Need to burn a ton of calories quickly? Make use of a full body anaerobic exercise like the burpee. Complete 10 of these and your legs and abs will begin to feel it. Add in a BOSU ball push up and overhead press to the movement and take it to the next level. After another 10 reps your legs, chest, shoulders and arms will be screaming and your heart rate will quickly race up into the 85-90% HR zone.

Shoulder Rotations

Often, people forget about the smaller stabilizing muscles in the body, particularly the shoulders. The shoulder joint is the most mobile joint in our body, which also makes it the least stable. In order to prevent injuries to the shoulder it is essential that the small muscles that prevent dislocations and aid in movement be strengthen along with the prime movers (deltoids). These muscles include the rotator cuff group of muscle made up of teres minor & major, infraspinatus, supraspinatus. Performing rotational exercises (internal and external) will strengthen these muscles. Do these using light resistance such as an elastic band tethered to a stable object.

Hip Abductions and Adductions

The hip, like the shoulder is a highly mobile ball and socket joint, thus making it relatively unstable. The joint capsule is held together by a group of ligaments called the labrum. In order to prevent injuries and to help develop strength in the prime movers of the legs, the small stabilizing muscles of the hip need to be strengthened by doing abduction and adduction exercises. Now I’m not talking about the old school Jane Fonda seated abduction/adduction machines (the hip joint isn’t designed to work abduction/adduction while in hip flexion). I’m talking about dynamic abduction and adduction while in hip extension using a rubber band. Place one rubber band around both legs just below the knees and another around the ankles. Now focus on keeping the feet parallel and the hips level.

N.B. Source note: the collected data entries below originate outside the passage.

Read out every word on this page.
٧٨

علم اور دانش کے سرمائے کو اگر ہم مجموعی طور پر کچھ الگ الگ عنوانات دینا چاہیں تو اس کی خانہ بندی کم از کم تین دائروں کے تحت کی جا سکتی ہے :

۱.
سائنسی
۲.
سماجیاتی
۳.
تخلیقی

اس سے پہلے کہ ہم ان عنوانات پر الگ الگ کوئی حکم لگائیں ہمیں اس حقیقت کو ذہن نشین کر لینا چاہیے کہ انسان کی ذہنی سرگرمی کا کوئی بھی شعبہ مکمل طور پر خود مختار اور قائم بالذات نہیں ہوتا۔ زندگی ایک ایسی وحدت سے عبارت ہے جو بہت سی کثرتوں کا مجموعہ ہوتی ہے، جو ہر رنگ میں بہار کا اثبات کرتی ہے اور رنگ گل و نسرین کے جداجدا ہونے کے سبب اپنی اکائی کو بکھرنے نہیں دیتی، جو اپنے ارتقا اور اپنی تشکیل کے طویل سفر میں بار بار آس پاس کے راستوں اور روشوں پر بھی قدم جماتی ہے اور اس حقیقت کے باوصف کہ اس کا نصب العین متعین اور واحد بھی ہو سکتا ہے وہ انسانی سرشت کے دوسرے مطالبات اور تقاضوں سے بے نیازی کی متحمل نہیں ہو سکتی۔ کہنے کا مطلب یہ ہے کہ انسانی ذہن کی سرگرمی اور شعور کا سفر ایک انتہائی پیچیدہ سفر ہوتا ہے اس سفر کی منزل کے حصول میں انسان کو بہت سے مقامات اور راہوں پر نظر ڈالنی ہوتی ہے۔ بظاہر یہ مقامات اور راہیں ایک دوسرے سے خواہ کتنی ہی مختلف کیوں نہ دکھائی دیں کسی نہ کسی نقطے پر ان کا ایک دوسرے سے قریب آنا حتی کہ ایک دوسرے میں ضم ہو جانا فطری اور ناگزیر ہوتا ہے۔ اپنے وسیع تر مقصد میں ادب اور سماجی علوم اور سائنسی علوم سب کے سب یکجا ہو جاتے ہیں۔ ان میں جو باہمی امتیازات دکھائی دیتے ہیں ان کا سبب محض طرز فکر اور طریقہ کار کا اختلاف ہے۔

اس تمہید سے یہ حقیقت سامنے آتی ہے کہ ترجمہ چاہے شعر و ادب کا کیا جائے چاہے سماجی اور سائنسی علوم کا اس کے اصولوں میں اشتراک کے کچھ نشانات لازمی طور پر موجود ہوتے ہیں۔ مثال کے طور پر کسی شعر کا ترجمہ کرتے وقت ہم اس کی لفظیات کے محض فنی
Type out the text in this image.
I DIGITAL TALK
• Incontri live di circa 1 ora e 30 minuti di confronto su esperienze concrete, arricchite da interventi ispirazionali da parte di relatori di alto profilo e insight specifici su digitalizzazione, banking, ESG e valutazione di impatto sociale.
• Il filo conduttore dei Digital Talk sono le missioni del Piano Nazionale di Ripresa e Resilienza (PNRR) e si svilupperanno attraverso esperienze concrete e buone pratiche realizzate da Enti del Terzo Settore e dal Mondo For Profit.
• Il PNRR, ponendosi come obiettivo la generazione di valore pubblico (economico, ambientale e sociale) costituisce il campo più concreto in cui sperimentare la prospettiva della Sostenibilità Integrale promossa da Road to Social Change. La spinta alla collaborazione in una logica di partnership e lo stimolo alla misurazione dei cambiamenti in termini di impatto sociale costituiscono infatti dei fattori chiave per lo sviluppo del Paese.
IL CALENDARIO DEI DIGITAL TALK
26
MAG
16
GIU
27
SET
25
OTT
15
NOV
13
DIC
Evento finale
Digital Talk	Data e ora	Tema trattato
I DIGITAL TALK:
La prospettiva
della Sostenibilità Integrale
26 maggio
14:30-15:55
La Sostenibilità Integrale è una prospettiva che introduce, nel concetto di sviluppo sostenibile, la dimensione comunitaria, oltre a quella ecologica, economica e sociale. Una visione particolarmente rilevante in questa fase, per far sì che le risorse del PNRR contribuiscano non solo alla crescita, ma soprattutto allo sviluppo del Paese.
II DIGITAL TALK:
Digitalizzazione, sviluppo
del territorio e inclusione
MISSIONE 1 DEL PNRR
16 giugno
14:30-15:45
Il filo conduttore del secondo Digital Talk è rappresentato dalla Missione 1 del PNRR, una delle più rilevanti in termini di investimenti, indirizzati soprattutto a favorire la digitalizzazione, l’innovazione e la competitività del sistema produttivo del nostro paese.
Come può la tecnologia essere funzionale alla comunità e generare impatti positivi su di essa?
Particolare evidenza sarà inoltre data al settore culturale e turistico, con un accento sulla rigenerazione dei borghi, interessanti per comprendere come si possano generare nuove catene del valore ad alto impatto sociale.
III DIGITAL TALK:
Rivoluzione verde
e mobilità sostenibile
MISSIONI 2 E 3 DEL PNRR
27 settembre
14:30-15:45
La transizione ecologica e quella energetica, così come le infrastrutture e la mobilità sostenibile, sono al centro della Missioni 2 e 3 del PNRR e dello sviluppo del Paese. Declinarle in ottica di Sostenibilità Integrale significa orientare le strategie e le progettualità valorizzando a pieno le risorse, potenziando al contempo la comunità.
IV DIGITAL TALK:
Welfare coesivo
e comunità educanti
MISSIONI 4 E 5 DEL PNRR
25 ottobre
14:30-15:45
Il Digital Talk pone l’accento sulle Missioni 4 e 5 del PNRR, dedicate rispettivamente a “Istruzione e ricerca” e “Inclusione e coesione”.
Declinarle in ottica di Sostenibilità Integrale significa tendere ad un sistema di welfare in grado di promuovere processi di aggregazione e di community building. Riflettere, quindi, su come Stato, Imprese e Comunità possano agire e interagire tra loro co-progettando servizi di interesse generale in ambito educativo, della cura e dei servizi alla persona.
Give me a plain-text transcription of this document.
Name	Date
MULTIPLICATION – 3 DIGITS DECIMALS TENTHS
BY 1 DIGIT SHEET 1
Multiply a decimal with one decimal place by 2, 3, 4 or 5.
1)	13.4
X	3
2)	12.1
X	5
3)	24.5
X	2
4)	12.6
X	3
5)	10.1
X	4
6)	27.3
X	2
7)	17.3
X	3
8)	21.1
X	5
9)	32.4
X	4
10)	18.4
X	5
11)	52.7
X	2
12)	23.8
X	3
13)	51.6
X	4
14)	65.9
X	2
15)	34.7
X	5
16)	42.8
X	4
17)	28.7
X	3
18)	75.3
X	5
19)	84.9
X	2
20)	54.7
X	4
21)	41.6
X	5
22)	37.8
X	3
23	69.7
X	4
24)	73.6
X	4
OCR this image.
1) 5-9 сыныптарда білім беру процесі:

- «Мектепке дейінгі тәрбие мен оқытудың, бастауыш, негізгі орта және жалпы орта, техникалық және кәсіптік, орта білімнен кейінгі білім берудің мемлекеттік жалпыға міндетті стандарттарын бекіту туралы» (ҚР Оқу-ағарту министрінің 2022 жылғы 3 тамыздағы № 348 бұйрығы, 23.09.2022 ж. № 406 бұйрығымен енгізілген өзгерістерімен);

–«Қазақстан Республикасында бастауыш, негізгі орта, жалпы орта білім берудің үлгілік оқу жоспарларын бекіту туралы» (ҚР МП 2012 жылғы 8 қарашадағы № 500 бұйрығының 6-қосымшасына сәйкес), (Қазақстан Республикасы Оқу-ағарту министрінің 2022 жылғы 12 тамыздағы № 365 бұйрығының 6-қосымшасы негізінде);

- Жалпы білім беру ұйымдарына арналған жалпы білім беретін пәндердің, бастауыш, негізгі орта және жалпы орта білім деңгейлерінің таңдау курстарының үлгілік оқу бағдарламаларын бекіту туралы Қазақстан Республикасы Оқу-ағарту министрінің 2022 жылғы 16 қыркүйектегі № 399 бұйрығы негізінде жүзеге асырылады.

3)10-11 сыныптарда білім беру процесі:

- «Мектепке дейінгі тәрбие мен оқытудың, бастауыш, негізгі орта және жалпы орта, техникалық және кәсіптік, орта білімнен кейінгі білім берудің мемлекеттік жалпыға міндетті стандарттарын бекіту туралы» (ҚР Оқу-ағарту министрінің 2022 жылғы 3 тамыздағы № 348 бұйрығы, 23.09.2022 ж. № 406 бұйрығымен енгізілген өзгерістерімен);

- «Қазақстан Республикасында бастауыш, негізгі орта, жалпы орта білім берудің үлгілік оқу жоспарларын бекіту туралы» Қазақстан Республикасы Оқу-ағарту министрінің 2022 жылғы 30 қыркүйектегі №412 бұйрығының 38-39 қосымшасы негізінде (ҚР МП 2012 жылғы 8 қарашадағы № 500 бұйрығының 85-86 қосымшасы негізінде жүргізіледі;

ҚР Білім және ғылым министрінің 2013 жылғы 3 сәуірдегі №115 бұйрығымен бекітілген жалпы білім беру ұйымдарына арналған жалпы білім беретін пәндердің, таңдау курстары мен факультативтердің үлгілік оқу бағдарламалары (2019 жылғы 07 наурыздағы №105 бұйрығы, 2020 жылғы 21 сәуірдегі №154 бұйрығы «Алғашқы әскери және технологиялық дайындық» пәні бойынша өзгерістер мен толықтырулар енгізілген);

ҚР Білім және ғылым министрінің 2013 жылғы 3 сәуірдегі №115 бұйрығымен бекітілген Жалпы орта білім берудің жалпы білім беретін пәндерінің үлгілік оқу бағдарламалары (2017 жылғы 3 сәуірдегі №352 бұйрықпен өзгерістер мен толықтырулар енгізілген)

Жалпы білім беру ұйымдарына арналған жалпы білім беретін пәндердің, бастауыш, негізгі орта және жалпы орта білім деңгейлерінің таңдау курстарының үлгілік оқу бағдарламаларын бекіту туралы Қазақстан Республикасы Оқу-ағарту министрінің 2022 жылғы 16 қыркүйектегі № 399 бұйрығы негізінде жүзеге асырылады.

Side step 10 steps in 1 direction, then 10 back in the other direction. Ensure that the movement is slow and deliberate. This exercise will help strengthen the piriformis, glute medius & minimus as well as the adductor magnus & longus.

Foam Rolling

This is possibly the most important exerciser that not enough people do. Just because its recovery based doesn’t mean that it can be overlooked. Correct foam rolling has many benefits including improved circulation to muscles, ligaments and fascia, better transportation of nutrients and removal of waste from muscles, breakdown of lactic acid buildup, lengthening short tight muscles and finally reducing post-workout soreness and potential injury. The basic idea of foam rolling is to use a firm cylindrical foam piece and your bodyweight to simulate a deep tissue massage. Yes, it may be painful at first but the more you do it, the less painful it will become and the more benefits you will gain from it. Just about any area of the body can be rolled, focus on muscled areas as opposed to bony areas and avoid the actual joint areas.